Victoria Secret came under fire for their ad campaign featuring the tagline “The Perfect Body”.  The ads was to promote their line of underwear and as seen in the picture below, the models in  are all very thin, leggy, and large on top. After the release, thousands of people were offended  and demanded Victoria Secret pull the ad. Victoria Secret listened to the critics but kept the models and only changed the wording on the ad to “A body for Every Body”.

Before

Attention Generating

Firstly, the ad was attention generating.  Advertisements usually have a purpose and while their intention may have been to promote their line of underwear, the focus quickly changed to what was seen as a negative aspect of the ad.  Their ad delivered an unintended message which may have been taken out of context.  Yet if the main purpose was for their ad to be seen, then it met and surpassed that goal.

Distributed Subjectivity

As an art operating in new media, the Victoria Secret ad created an idea that was subject to interpretation and therefore, variation.  What made the ad offensive was the picture of the women together with the words.  Some perceived the message as putting down women who don’t have “the perfect body” as depicted in the ad.  They also saw that ad as perpetuating low-esteem among women.  It no longer was a matter of right or wrong but really how it made people feel.

Spreadability

As a result, the negative attention that the ad received from those who opposed it far exceeded what Victoria Secret could have done. Through the apparatus of electracy, the ad quickly went viral and people felt the need to respond to it. It seems that a negative response is often more of a trigger that a positive one and that it will have more of a chance of spreading. Therefore the feedback of the ad became a collaboration which is a quality of spreadability.

The Victoria Secret ad failed ethically in that it promoted unrealistic beauty standards, it  was insensitive, and advanced stereotypical ideas.  In orality, the main practice was religion and gave us the guidelines to be ethical.  However,  according to Ulmer, this age of electracy has moved us to an era where entertainment is the practice.  In this era, it can be difficult to be productive in yet still be ethical with so much individual freedom and little responsibility.

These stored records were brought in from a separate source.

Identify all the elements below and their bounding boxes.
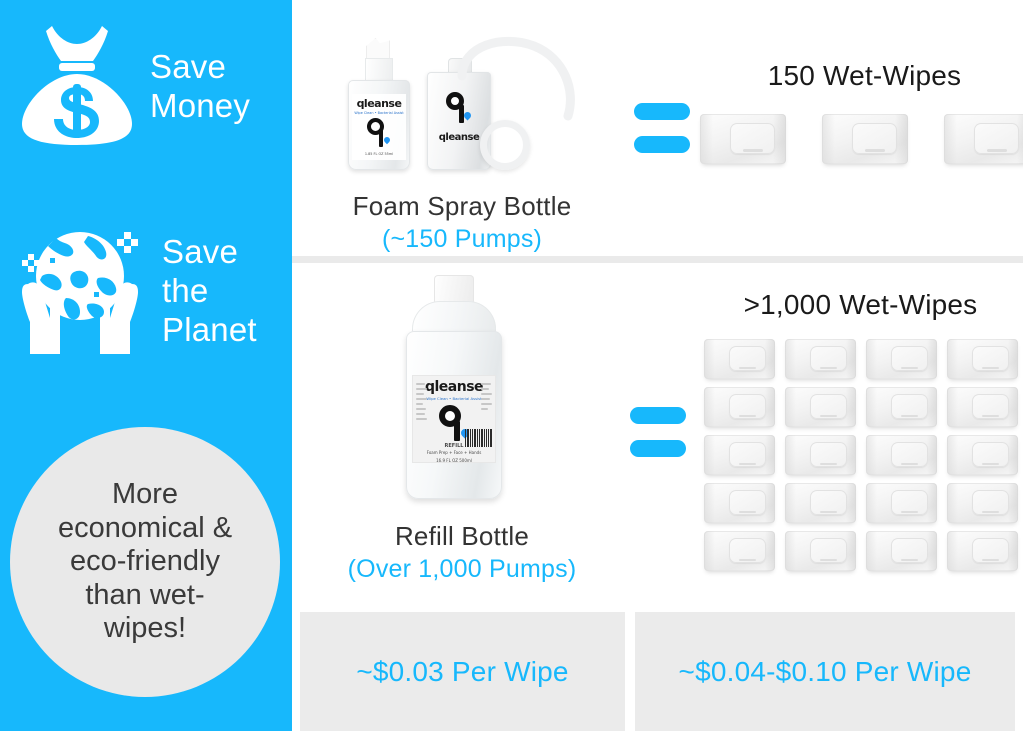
wipe-pack-lid (729, 442, 766, 467)
label-subtitle: Foam Prep + Face + Hands (427, 450, 482, 455)
benefit-label: Save Money (150, 48, 250, 126)
globe-in-hands-icon (12, 218, 148, 365)
section-divider (292, 256, 1023, 263)
summary-badge-text: More economical & eco-friendly than wet-… (58, 478, 232, 646)
brand-tagline: Wipe Clean • Bacterial Assist (426, 396, 481, 401)
wipe-pack-lid (810, 394, 847, 419)
price-box-refill: ~$0.03 Per Wipe (300, 612, 625, 731)
bottle-size-text: 1.85 FL OZ 55ml (365, 152, 393, 156)
equals-glyph (634, 103, 690, 153)
wipe-pack (822, 114, 908, 164)
wipe-pack (866, 531, 937, 571)
equals-glyph (630, 407, 686, 457)
wipe-pack-lid (729, 490, 766, 515)
wipe-pack (704, 387, 775, 427)
infographic-root: Save Money (0, 0, 1023, 731)
wipes-pack-row (700, 114, 1023, 164)
wipe-pack-lid (729, 394, 766, 419)
wipe-pack-lid (972, 346, 1009, 371)
product-column: qleanse Wipe Clean • Bacterial Assist 1.… (292, 0, 632, 256)
wipe-pack-lid (891, 442, 928, 467)
foam-spray-bottle-graphic: qleanse Wipe Clean • Bacterial Assist 1.… (348, 38, 410, 170)
wipe-pack-lid (891, 394, 928, 419)
wipe-pack-lid (810, 538, 847, 563)
product-subtitle: (~150 Pumps) (382, 225, 542, 254)
price-comparison-bar: ~$0.03 Per Wipe ~$0.04-$0.10 Per Wipe (292, 612, 1023, 731)
brand-tagline: Wipe Clean • Bacterial Assist (354, 111, 403, 115)
wipe-pack-lid (729, 346, 766, 371)
wipes-column: 150 Wet-Wipes (692, 0, 1023, 256)
wipe-pack (944, 114, 1023, 164)
wipe-pack (866, 339, 937, 379)
foam-spray-product-image: qleanse Wipe Clean • Bacterial Assist 1.… (312, 16, 612, 191)
wipe-pack (700, 114, 786, 164)
label-fineprint-left (416, 383, 427, 420)
wipe-pack-lid (891, 346, 928, 371)
wipe-pack (785, 435, 856, 475)
price-label: ~$0.03 Per Wipe (356, 656, 568, 688)
wipe-pack-lid (972, 442, 1009, 467)
wipe-pack-lid (810, 346, 847, 371)
brand-name: qleanse (357, 98, 402, 110)
wipe-pack-lid (810, 442, 847, 467)
wipe-pack-lid (810, 490, 847, 515)
bottle-cap (434, 275, 474, 303)
hose-loop (480, 120, 530, 170)
summary-badge: More economical & eco-friendly than wet-… (10, 427, 280, 697)
brand-name: qleanse (425, 380, 483, 395)
wipe-pack (785, 339, 856, 379)
comparison-row-foam-spray: qleanse Wipe Clean • Bacterial Assist 1.… (292, 0, 1023, 256)
label-fineprint-right (481, 383, 492, 410)
price-box-wipes: ~$0.04-$0.10 Per Wipe (635, 612, 1015, 731)
benefit-save-money: Save Money (18, 22, 250, 152)
equals-sign-2 (628, 263, 688, 600)
product-subtitle: (Over 1,000 Pumps) (348, 555, 577, 584)
wipe-pack (785, 387, 856, 427)
wipes-count-title: 150 Wet-Wipes (768, 60, 962, 92)
bottle-label: qleanse Wipe Clean • Bacterial Assist 1.… (352, 94, 406, 160)
label-kind: REFILL (445, 443, 464, 449)
wipe-pack (704, 483, 775, 523)
barcode-icon (465, 429, 492, 447)
wipe-pack-lid (972, 538, 1009, 563)
wipe-pack (866, 483, 937, 523)
benefit-label: Save the Planet (162, 233, 257, 350)
equals-sign-1 (632, 0, 692, 256)
wipe-pack-lid (891, 490, 928, 515)
wipe-pack (785, 483, 856, 523)
product-title: Refill Bottle (395, 521, 529, 552)
wipe-pack (947, 339, 1018, 379)
wipe-pack-lid (974, 123, 1019, 154)
wipe-pack-lid (972, 490, 1009, 515)
wipe-pack-lid (729, 538, 766, 563)
refill-product-image: qleanse Wipe Clean • Bacterial Assist RE… (312, 271, 612, 521)
benefits-sidebar: Save Money (0, 0, 292, 731)
benefit-save-the-planet: Save the Planet (12, 218, 257, 365)
comparison-row-refill: qleanse Wipe Clean • Bacterial Assist RE… (292, 263, 1023, 600)
wipes-column: >1,000 Wet-Wipes (688, 263, 1023, 600)
bottle-size-text: 16.9 FL OZ 500ml (436, 458, 472, 463)
wipe-pack (947, 483, 1018, 523)
wipe-pack-lid (852, 123, 897, 154)
wipe-pack-lid (891, 538, 928, 563)
wipe-pack (947, 387, 1018, 427)
product-column: qleanse Wipe Clean • Bacterial Assist RE… (292, 263, 632, 600)
bottle-label: qleanse Wipe Clean • Bacterial Assist RE… (412, 375, 496, 463)
wipe-pack-lid (730, 123, 775, 154)
wipe-pack (704, 531, 775, 571)
wipe-pack (947, 435, 1018, 475)
wipe-pack-lid (972, 394, 1009, 419)
q-logo-icon (366, 118, 392, 148)
product-title: Foam Spray Bottle (353, 191, 572, 222)
wipe-pack (704, 339, 775, 379)
price-label: ~$0.04-$0.10 Per Wipe (679, 656, 972, 688)
wipes-count-title: >1,000 Wet-Wipes (744, 289, 978, 321)
refill-bottle-graphic: qleanse Wipe Clean • Bacterial Assist RE… (398, 275, 510, 499)
wipe-pack (866, 387, 937, 427)
wipe-pack (785, 531, 856, 571)
wipe-pack (704, 435, 775, 475)
wipe-pack (866, 435, 937, 475)
wipes-pack-grid (704, 339, 1018, 571)
money-bag-icon (18, 22, 136, 152)
wipe-pack (947, 531, 1018, 571)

As Mumford pointed out “Here, at the core of automation, lies its principal weakness, once the system becomes universal, its exponents see no way of overcoming its deficiencies, except by a further extension of automation”.  This was seen when Victoria Secret eventually changed the wording, they did not change the picture or the feeling that the picture resonated.  One the rules of advertising should be: don’t offend your target market and today, through social media, consumers have the means to take action against things they don’t like.  In an electrate society, we have the power to challenge and change what was once the norm and provide instant feedback which in some cases can be harsh and damaging.

Below is a picture that I composed from the original picture and other postings.  For me, this picture offers a better representation  of how a perfect body looks.  The project lives up to the standard of beauty because it show several women in different sizes.  It is possible that an ad like this would not have spread so far or had gone viral but it portrays social consciousness and it would not offend so many people.  Therefore it meets the ethical obligations of the advertisement.